‘Foreign Affairs’: Erdogan’s Russian Victory

11:17 31.05.2023 •

On May 28, Recep Tayyip Erdogan, the Turkish leader “who never loses elections,” won the runoff of Turkey’s presidential poll against his opponent, Kemal Kilicdaroglu. Erdogan has been at Turkey’s helm since 2003, first as prime minister and then, since 2014, as president. His latest win gives him another five-year presidential term. Together with a sweep in the parliamentary polls on May 14 that yielded pro-Erdogan far-right- and right-wing parties a solid majority in the country’s legislature, his victory all but anoints Erdogan as Turkey’s indisputable sultan.

The outcome of the May elections suggests that Turkey has now shifted closer to a Eurasian autocracy than an illiberal European democracy. One reason is that Erdogan’s approach to electoral power has increasingly come to resemble that of a different kind of leader altogether: Russian President Vladimir Putin.

In fact, Erdogan has spent much of the past seven years cultivating closer ties with Russia. Given that Erdogan spent his initial years in office known as a moderate leader who would reign in Turkey’s generals and bring the country into Europe — and given Turkey’s position in NATO — the extent of his recent tilt toward Russia is all the more striking.

Of course, Erdogan was an astute political strategist long before the current election, and his approach to power also borrows from other sources. But his reelection, against powerful odds, could mark a crucial watershed: Erdogan could now be in power for many more years to come, and the Russian president’s growing role as supporter and model may hold key insights into what Erdogan’s new mandate will mean for Turkey’s future, writes with surprise and bitterness ‘Foreign Affairs’.

Although Erdogan’s turn toward Putin has developed incrementally, its origins can be traced to the 2016 failed coup attempt in Turkey. This was one of the most critical moments of Erdogan’s time in office, a point of dramatic uncertainty that Putin used to draw Turkey’s leader closer to him. During the night of July 15, 2016, plotters within Turkey’s armed forces tried to overthrow Erdogan and take control of the country. Erdogan, who nearly lost his life, held on to power and regained control but was deeply shaken. Barely two weeks later, Putin invited him to St. Petersburg for a meeting. For both leaders, the encounter was a game-changer.

Crucially for Putin, the 2016 meeting paved the way for Russia to bring Turkey closer to its own foreign policy. The two countries entered into a series of agreements — first in Syria and subsequently in Libya and the South Caucasus, where Moscow and Ankara had also been engaged in proxy wars.
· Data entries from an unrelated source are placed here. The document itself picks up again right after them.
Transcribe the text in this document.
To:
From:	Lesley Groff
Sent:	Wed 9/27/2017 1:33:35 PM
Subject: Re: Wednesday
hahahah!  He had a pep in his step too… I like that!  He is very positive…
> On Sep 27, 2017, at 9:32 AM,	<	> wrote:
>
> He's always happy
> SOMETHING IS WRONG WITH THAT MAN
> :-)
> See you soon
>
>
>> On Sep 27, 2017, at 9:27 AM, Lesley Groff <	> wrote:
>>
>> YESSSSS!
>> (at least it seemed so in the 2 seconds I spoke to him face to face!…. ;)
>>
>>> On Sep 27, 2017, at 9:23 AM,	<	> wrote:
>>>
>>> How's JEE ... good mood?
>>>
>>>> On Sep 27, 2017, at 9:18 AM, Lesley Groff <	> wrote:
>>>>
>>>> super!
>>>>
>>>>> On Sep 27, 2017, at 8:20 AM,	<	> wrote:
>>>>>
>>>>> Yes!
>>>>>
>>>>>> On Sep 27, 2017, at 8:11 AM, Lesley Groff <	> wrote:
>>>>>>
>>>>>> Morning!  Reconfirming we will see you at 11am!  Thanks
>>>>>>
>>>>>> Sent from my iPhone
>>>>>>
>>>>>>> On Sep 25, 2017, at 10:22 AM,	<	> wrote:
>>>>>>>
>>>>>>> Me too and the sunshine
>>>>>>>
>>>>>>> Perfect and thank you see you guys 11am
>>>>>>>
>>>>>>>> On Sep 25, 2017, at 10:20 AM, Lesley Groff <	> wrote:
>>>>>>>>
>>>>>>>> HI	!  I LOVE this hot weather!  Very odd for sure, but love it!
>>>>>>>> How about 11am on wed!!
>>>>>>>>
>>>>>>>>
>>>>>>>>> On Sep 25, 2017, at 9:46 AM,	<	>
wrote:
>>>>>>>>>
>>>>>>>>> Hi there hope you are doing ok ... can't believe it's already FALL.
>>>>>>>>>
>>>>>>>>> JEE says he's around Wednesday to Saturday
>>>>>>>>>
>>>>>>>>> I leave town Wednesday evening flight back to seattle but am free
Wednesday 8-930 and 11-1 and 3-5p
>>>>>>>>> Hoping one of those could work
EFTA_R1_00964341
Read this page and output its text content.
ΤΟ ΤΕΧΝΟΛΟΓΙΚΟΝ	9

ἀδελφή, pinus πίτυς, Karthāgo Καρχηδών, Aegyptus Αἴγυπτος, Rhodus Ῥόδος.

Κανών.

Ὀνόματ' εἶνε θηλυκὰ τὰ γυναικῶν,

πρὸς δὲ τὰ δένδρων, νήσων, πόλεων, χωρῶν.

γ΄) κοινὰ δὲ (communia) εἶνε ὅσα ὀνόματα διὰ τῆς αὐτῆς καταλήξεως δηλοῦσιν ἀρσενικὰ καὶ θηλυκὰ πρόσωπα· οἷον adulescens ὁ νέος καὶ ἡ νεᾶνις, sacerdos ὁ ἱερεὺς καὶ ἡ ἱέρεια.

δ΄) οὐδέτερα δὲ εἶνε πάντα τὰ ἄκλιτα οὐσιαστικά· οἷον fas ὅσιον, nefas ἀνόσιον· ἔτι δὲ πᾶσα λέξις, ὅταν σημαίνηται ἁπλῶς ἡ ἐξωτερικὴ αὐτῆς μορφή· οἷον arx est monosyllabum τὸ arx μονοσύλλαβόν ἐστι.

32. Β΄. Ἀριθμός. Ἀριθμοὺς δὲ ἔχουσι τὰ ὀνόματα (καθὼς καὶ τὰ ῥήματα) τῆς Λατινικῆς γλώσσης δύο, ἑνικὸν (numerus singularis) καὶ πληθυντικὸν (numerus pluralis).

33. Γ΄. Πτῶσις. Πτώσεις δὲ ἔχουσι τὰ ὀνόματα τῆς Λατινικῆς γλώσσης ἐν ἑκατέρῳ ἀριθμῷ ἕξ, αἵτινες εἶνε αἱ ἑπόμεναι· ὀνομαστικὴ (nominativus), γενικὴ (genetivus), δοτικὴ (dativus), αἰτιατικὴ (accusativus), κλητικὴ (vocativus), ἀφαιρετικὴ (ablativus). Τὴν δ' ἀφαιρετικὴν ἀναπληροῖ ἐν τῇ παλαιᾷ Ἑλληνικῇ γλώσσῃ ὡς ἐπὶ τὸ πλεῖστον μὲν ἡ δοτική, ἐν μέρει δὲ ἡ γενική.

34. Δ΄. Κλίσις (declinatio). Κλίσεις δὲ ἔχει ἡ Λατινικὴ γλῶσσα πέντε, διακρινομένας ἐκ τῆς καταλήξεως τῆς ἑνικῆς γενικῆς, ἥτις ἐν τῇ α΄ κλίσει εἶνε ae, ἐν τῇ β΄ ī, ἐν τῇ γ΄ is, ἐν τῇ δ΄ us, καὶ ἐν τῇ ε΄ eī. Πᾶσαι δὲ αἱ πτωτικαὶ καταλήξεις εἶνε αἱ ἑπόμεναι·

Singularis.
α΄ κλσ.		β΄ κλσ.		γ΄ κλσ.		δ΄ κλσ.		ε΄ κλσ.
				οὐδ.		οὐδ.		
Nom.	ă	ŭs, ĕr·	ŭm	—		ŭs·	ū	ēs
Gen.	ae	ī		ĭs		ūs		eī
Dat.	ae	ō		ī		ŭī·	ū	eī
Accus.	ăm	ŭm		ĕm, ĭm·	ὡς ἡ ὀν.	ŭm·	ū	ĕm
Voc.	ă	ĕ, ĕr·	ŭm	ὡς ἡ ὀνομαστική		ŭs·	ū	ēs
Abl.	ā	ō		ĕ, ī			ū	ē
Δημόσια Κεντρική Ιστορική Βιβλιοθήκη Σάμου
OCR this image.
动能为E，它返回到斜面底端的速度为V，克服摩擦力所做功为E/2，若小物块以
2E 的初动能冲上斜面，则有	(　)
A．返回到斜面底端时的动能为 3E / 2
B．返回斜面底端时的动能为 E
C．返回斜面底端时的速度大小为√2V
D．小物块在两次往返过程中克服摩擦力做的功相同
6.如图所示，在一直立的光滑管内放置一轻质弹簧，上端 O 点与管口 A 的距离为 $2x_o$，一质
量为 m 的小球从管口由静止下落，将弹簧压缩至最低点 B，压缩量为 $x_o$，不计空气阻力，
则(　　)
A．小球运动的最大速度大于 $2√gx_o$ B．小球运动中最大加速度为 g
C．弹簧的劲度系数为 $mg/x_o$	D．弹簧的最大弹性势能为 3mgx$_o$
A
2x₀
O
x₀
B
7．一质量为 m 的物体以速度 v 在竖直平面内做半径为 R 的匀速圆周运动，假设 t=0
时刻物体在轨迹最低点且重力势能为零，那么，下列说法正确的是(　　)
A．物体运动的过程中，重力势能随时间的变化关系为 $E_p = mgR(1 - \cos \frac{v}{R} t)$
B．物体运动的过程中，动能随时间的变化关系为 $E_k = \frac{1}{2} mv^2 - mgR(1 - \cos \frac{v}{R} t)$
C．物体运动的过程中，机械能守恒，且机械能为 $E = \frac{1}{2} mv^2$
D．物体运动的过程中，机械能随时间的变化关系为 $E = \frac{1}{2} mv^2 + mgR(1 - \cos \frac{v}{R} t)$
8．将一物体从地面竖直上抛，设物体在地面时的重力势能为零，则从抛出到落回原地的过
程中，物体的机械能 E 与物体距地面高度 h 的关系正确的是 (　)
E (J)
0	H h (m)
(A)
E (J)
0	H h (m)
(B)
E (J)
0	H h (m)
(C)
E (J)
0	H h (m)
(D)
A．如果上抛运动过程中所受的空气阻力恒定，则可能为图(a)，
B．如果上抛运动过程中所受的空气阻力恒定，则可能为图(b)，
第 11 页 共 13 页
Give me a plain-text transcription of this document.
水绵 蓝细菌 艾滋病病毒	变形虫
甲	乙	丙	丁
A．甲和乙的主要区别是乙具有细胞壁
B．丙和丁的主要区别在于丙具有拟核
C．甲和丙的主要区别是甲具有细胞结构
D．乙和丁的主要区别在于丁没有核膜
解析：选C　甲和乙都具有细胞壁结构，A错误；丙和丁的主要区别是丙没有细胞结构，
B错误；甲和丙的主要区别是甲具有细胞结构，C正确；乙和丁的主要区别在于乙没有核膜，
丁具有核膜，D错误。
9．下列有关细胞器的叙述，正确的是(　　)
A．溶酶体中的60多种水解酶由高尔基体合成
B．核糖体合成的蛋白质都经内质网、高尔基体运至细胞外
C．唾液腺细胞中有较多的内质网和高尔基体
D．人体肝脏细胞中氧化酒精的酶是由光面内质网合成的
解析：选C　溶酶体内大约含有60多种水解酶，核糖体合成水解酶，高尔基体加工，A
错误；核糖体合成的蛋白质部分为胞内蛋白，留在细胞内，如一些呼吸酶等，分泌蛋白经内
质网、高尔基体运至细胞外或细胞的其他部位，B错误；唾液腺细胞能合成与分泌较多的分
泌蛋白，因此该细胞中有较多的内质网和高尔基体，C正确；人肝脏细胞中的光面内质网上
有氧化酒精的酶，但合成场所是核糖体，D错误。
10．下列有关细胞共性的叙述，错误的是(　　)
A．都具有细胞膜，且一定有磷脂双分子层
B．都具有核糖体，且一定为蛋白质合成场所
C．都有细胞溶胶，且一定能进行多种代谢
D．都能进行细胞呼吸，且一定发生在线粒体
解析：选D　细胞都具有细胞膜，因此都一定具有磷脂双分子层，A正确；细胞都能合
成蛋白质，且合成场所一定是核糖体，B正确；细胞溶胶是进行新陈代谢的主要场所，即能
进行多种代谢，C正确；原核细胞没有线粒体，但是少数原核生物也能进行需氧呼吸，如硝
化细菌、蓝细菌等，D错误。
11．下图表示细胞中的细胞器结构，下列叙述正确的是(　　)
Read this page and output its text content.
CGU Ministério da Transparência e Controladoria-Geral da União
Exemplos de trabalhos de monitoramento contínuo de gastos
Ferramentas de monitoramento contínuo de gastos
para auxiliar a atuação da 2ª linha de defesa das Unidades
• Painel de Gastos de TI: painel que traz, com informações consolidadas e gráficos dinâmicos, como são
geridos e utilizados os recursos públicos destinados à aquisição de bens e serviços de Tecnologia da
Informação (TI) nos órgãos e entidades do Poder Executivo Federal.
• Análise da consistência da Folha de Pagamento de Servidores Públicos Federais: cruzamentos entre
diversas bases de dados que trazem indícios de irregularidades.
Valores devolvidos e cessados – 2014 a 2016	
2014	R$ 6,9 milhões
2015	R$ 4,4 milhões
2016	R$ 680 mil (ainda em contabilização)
In Syria, for instance, Erdogan agreed to stop intensive military campaigns against the Assad regime, instead turning the Turkish military’s attention to the Kurdish People’s Protection Units (YPG), the United States’ partner in fighting the Islamic State (or ISIS), much to the ire of U.S. policymakers, especially at the Pentagon.

Following the 2016 meeting, Erdogan also committed to purchasing the S-400 missile defense system from Russia, knowing full well that this purchase would result in an additional rupture in Turkish-U.S. ties. (In fact, the congressional sanctions that resulted effectively put a freeze on U.S. military cooperation with Turkey.) Thus Putin was able to create the two core problems in the Washington-Ankara relationship — the YPG and the S-400s — that continue to hamper U.S.-Turkish ties to this day and that many analysts now consider to be irresolvable…‘Foreign Affairs’ notes.